Giuliani doesn't feel animosity for Hamburg
HAMBURG, Germany -- Former New York City Mayor Rudolph W. Giuliani said Monday he has no hard feelings toward Hamburg, the city in Germany where several of the Sept. 11 suicide pilots lived and studied.
"Any city, including New York, can unfortunately serve as a background in which people can do evil and horrible things," Giuliani told reporters.
Giuliani, 58, is in Germany to promote the German edition of his book, "Leadership," and raise money for a Jewish charity, the Keren Hayessod.
The visit comes at a time of tension between Berlin and Washington over German Chancellor Gerhard Schroeder's opposition to a war against Iraq.
Giuliani said that should not cloud the common cause of fighting terrorism.
"There are occasional disagreements between friends," he said. "That's the spirit in which we have to work together."
Three of the Sept. 11 suicide pilots, including lead hijacker Mohamed Atta, lived in Hamburg before the 2001 attacks on the World Trade Center and the Pentagon.
Forest named after deceased Clash singer
LONDON -- Late punk icon Joe Strummer's efforts to counter global warming will live on as a forest in his honor.

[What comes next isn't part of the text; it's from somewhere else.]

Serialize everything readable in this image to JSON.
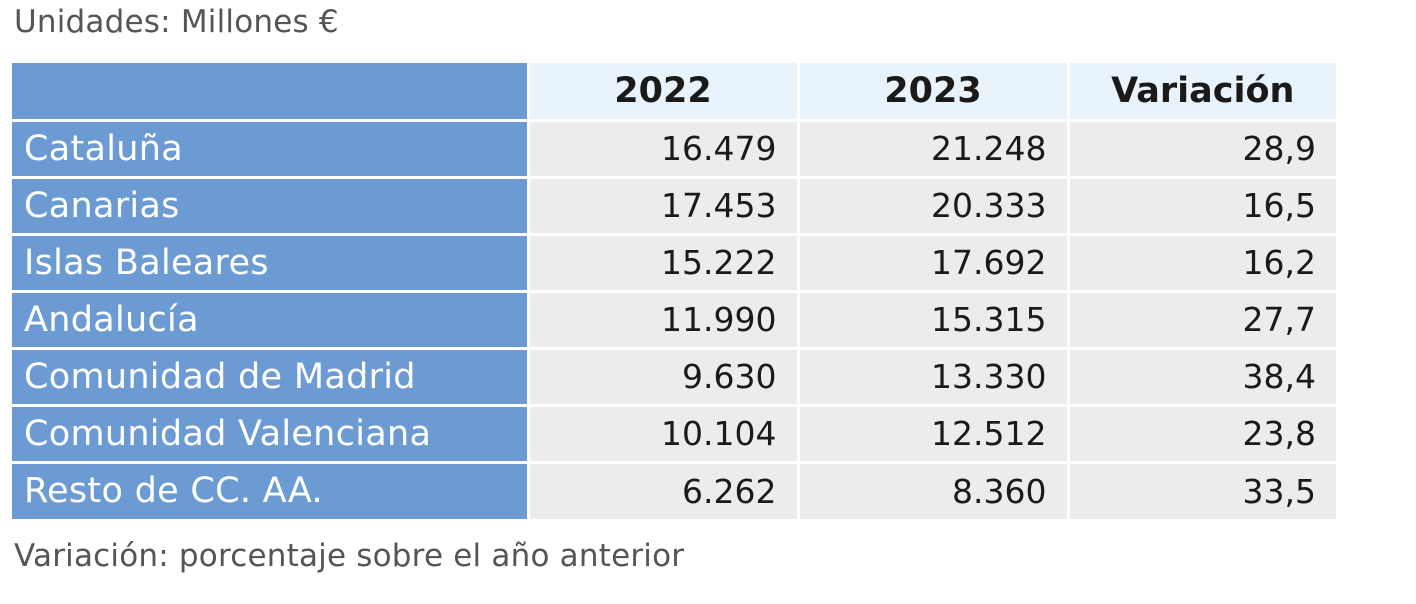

Future Forests, a group the Clash singer-songwriter helped found in the 1990s, asked fans for donations to help create the living memorial on the Isle of Skye in Scotland.
"Joe said 'Bands must be contributing to global warming by their buses, equipment trucks and the diesel used to power the stages,'" the group's spokesman said. "'Can you imagine how much carbon dioxide the pressing and the distribution of a CD creates? What shall we do about it?'"
Strummer decided to plant trees to offset the carbon dioxide created by his work.
The spokesman said the forest would eventually be a home to hundreds of wildlife species, including otters, red deer and foxes.
Strummer died Dec. 22 at age 50.
The Clash will be inducted into the Rock and Roll Hall of Fame in March.
The band emerged from the 1970s London punk explosion, and was commercially successful by punk standards.
Scorsese to be honored with lifetime award
LOS ANGELES -- The Directors Guild of America will honor director Martin Scorsese with a lifetime achievement award, its highest tribute, during its 55th annual awards ceremony March 1.
Scorsese, 60, has a directing career spanning more than four decades and his work includes: "Taxi Driver," "The Age of Innocence," "Raging Bull," "Casino" and "GoodFellas."
On Sunday, he won a best director Golden Globe for "Gangs of New York."
Scorsese is being honored for nurturing young filmmakers and his fight to preserve the legacy of motion picture art for future generations, guild president Martha Coolidge said.
"There are few who have impacted our industry in the numerous ways that Marty has," Coolidge said.
He will be the 30th director to receive the award.
Other winners include Steven Spielberg, Francis Ford Coppola, Stanley Kubrick, Orson Welles, Alfred Hitchcock, Frank Capra and John Ford.
Honorees are selected by present and past guild presidents.
Lee concerned about portrayal of Parks, King
LAUDERHILL, Fla. -- Filmmaker Spike Lee says he is concerned young people will first learn about Rosa Parks and Martin Luther King Jr. from a bitter character in last year's comedy film "Barbershop."
At events Saturday honoring King's birthday, Lee told hundreds of teenagers at the Lauderhill Boys & Girls Club in Florida that he didn't laugh when he heard a character played by Cedric the Entertainer belittle Parks' refusal to move to the back of a bus in Montgomery, Ala., in 1955.
Lee, the maker of films such as "Malcolm X," "Do the Right Thing" and the recently released "25th Hour," also didn't find it funny when the character accused King of being sexually promiscuous.
He said too many adults laugh at those scenes.
Instead, he said they should be teaching children about the accomplishments, challenges and sacrifices of the leaders of the civil rights movement.
"To me, some things aren't funny," said Lee, 46, a native of Atlanta who grew up in New York. "If our young children grow up thinking this, and that's all they know about (Parks and King), then we're in trouble."
Architect enthused about renovating Lisbon district
LISBON, Portugal -- American architect Frank Gehry is enthusiastic about possibilities for the dilapidated Lisbon theater district he has agreed to renovate.
"It's something magic," the 73-year-old architect told reporters Monday.
Gehry, who won acclaim for his Guggenheim Museum in Bilbao, Spain -- along with buildings in the United States, Japan, Germany and France -- visited the Parque Mayer theater area Sunday after having dinner with Lisbon Mayor Pedro Santana Lopes.
Gehry said he has to get a feel for the Portuguese capital before starting on a design.
"I have to spend time here. I have to meet with the people," he said.
The Parque Mayer district, inaugurated in 1922, fell into decline in the 1980s.
The city wants to build two modern theaters, a cinema complex, a museum, stores and offices on the site off one of the city's main avenues.